Avec l’IA, ils peuvent être ramenés à deux jours, grâce à une analyse automatisée des documents soumis par les clients et une synthèse intelligente des informations pour les conseillers. Le résultat est une efficacité accrue, une conformité renforcée et une meilleure expérience client. Les quatre voies d’adoption Selon Visa, les entreprises peuvent adopter l’IA générative par différentes approches.
Certaines choisissent les produits prêts à l’emploi déjà disponibles sur le marché, d’autres s’appuient sur des modèles prêts à l’emploi comme GPT-4 via Microsoft Azure. Les plus avancées téléchargent des modèles open source et les réentraînent en interne, une démarche coûteuse mais qui offre plus de contrôle.
Enfin, certaines créent leurs propres modèles propriétaires, une option qu’envisage Visa avec des LLM spécialisés dans les paiements. Cette stratégie mixte permet à l’entreprise de se positionner à tous les niveaux, du gain opérationnel immédiat à la recherche de différenciation maximale.

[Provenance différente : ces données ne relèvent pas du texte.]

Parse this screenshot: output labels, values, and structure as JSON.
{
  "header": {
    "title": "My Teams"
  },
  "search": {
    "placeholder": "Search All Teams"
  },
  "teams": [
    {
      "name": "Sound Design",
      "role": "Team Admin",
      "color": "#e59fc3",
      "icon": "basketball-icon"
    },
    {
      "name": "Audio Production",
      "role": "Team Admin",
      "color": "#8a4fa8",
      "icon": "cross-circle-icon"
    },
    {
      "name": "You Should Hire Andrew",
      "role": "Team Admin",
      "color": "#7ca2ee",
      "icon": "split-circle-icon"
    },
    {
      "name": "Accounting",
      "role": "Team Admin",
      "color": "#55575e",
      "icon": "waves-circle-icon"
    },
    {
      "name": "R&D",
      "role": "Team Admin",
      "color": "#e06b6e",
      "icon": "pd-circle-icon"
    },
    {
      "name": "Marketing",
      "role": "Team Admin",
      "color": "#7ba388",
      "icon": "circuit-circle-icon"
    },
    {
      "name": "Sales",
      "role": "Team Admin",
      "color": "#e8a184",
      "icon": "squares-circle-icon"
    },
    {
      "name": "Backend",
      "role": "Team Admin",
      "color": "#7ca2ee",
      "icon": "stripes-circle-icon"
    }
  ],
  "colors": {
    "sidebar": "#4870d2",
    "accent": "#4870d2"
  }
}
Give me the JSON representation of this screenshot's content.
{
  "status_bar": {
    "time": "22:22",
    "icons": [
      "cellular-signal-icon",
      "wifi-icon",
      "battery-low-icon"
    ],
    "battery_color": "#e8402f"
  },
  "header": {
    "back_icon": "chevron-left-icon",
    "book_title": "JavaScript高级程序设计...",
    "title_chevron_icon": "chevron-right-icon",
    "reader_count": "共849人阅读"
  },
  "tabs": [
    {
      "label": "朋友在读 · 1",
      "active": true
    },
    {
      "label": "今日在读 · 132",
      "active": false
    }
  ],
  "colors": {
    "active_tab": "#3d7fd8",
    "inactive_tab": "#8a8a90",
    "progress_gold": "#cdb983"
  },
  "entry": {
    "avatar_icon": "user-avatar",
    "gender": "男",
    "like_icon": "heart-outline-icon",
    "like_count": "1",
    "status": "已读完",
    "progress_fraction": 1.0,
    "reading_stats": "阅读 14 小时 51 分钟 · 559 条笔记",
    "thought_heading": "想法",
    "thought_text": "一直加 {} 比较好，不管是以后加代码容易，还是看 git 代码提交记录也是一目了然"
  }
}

En organisant ce sommet au Maroc, Visa entend affirmer l’importance stratégique du continent africain dans sa feuille de route numérique. Pour l’opérateur, l’IA générative n’est pas une technologie réservée aux marchés développés. Elle représente un levier de compétitivité et d’inclusion pour l’ensemble de l’écosystème financier africain.
Encadré : L'IA et les données au cœur de la stratégie de Visa
Visa est un pionnier dans l'application de l'IA pour protéger l'écosystème des paiements. En un an, le groupe a bloqué 40 milliards de dollars de tentatives de fraude, renforçant ainsi son engagement à sécuriser les transactions. Au cours des cinq dernières années, Visa a investi plus de 12 milliards de dollars dans la technologie — y compris des capacités conçues pour réduire la fraude — afin de rester à la pointe de l'innovation et de continuer à soutenir la sécurité et la fiabilité du réseau mondial de paiements. Le sommet présente d'ailleurs les dernières innovations de Visa en matière de données et d'IA, y compris Visa Commerce Intelligence, une suite de produits et services basés sur les données qui offre aux entreprises des informations puissantes pour optimiser et personnaliser les expériences des consommateurs. Grâce à Featurespace, Visa étend encore plus ses capacités. Sa plateforme ARIC Risk Hub est une solution de prévention de la fraude qui utilise l'IA adaptative pour aider à protéger les institutions financières et leurs clients. Ces solutions de pointe, ainsi que d'autres outils tels que le nouveau VAAI Score basé sur l'IA générative, illustrent comment Visa utilise ses vastes capacités de données pour soutenir ses partenaires et garantir la confiance dans l'écosystème du commerce numérique.